Modern life is so fast-paced that it's hard sometimes to take a moment to breathe, relax and decompress. The Late-Night Mixtape Prom, however, was intended as an antidote to this, taking inspiration from the spirit of the mixtape and splicing together a flurry of great Minimalist works, providing a chance to reflect and a much-needed wind-down.
We were blown away by Bach's organ masterpiece
The Toccata and Fugue in D minor is Bach’s most universally recognised organ work, due not only to its status as a favourite among organists and their listeners but also to its appearance in over 80 feature films, TV series and animations, including Walt Disney’s Fantasia (1940) in which Leopold Stokowski, egged on by Mickey Mouse, performed his own grand orchestral transcription of it, with the Philadelphia Orchestra.
Bach's organ music can be performed as what's been called 'lean Bach' or 'tubby Bach' – this suggests that the music works brilliantly on both small church organs and big concert instruments. And they don't come much bigger than the Royal Albert Hall's huge Henry Willis organ; with its 9,997 pipes, it’s known as 'The Voice of Jupiter' and it’s played here, in Prom 21, by the brilliant Olivier Latry, one of the organists at Notre Dame in Paris.

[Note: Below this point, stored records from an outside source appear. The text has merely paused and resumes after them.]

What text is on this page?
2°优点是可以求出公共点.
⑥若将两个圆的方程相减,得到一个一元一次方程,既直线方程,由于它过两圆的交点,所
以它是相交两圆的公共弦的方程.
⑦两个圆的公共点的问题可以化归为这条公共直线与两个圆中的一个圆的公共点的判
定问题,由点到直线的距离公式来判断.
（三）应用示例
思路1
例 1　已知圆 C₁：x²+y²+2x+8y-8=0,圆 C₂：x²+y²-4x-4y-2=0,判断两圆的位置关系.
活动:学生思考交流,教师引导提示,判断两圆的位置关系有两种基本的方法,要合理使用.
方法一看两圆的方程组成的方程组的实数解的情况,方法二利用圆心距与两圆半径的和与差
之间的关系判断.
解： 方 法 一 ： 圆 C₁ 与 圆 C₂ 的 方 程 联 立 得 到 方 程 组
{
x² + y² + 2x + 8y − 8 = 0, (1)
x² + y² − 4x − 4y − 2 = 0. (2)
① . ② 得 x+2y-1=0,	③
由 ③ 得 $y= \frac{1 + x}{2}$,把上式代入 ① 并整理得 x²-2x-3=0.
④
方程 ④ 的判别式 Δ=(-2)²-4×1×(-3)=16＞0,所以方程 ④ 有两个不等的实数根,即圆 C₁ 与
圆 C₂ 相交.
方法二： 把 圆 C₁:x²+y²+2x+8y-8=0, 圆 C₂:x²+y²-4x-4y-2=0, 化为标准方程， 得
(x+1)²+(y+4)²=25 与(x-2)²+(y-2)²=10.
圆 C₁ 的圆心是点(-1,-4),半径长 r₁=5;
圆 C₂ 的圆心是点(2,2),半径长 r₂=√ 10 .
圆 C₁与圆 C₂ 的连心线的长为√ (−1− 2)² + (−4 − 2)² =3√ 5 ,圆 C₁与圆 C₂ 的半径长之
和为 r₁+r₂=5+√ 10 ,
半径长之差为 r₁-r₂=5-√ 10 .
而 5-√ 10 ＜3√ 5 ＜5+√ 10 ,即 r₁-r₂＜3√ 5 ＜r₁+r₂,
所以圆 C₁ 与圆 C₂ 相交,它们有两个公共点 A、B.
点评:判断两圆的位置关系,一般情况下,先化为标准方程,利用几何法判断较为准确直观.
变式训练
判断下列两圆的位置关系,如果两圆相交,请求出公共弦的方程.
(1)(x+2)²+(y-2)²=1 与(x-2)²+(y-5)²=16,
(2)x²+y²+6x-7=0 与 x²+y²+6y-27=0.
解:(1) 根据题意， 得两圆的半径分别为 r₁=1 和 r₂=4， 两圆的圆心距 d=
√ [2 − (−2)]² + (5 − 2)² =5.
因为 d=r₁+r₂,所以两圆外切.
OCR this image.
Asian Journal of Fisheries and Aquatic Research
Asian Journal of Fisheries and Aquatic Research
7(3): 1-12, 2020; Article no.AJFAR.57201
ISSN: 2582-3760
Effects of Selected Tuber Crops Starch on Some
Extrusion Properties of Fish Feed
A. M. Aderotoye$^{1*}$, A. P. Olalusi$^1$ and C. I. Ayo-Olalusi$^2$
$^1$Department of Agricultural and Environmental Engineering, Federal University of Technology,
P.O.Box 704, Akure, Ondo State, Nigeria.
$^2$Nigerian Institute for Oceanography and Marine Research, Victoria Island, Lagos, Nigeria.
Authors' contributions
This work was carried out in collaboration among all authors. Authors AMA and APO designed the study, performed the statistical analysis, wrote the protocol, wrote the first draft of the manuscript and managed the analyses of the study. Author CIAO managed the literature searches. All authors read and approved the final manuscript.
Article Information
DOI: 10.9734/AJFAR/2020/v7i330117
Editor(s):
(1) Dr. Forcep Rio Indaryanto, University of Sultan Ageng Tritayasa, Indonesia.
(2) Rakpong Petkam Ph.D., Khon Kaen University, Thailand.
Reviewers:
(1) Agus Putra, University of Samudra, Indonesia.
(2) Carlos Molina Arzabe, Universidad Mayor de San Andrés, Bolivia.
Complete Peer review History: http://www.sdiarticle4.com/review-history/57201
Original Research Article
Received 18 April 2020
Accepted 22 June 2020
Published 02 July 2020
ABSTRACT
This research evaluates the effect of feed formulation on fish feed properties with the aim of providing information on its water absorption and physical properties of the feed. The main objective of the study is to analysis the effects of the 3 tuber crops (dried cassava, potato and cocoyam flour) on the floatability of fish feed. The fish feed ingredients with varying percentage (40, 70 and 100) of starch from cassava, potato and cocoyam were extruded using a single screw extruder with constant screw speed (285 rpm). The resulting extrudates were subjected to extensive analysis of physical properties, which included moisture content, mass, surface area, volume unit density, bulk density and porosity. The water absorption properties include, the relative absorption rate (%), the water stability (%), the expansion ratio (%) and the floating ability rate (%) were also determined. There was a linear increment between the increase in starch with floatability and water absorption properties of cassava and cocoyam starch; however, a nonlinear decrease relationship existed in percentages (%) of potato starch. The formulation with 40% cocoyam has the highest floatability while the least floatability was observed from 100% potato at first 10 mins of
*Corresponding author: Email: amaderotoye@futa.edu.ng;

Last Night finished the season on a high
After 58 days, 85 concerts, 191 conductors and 83 orchestras, choirs and ensembles, the Proms 2019 season came to a close with Last Night of the Proms. One of the highlights on the night, a truly iconic moment, came when star-of-the-show Jamie Barton sang Rule, Britannia! and triumphantly held the LGBTQ+ rainbow flag aloft at the end of her performance, to the audience’s great delight.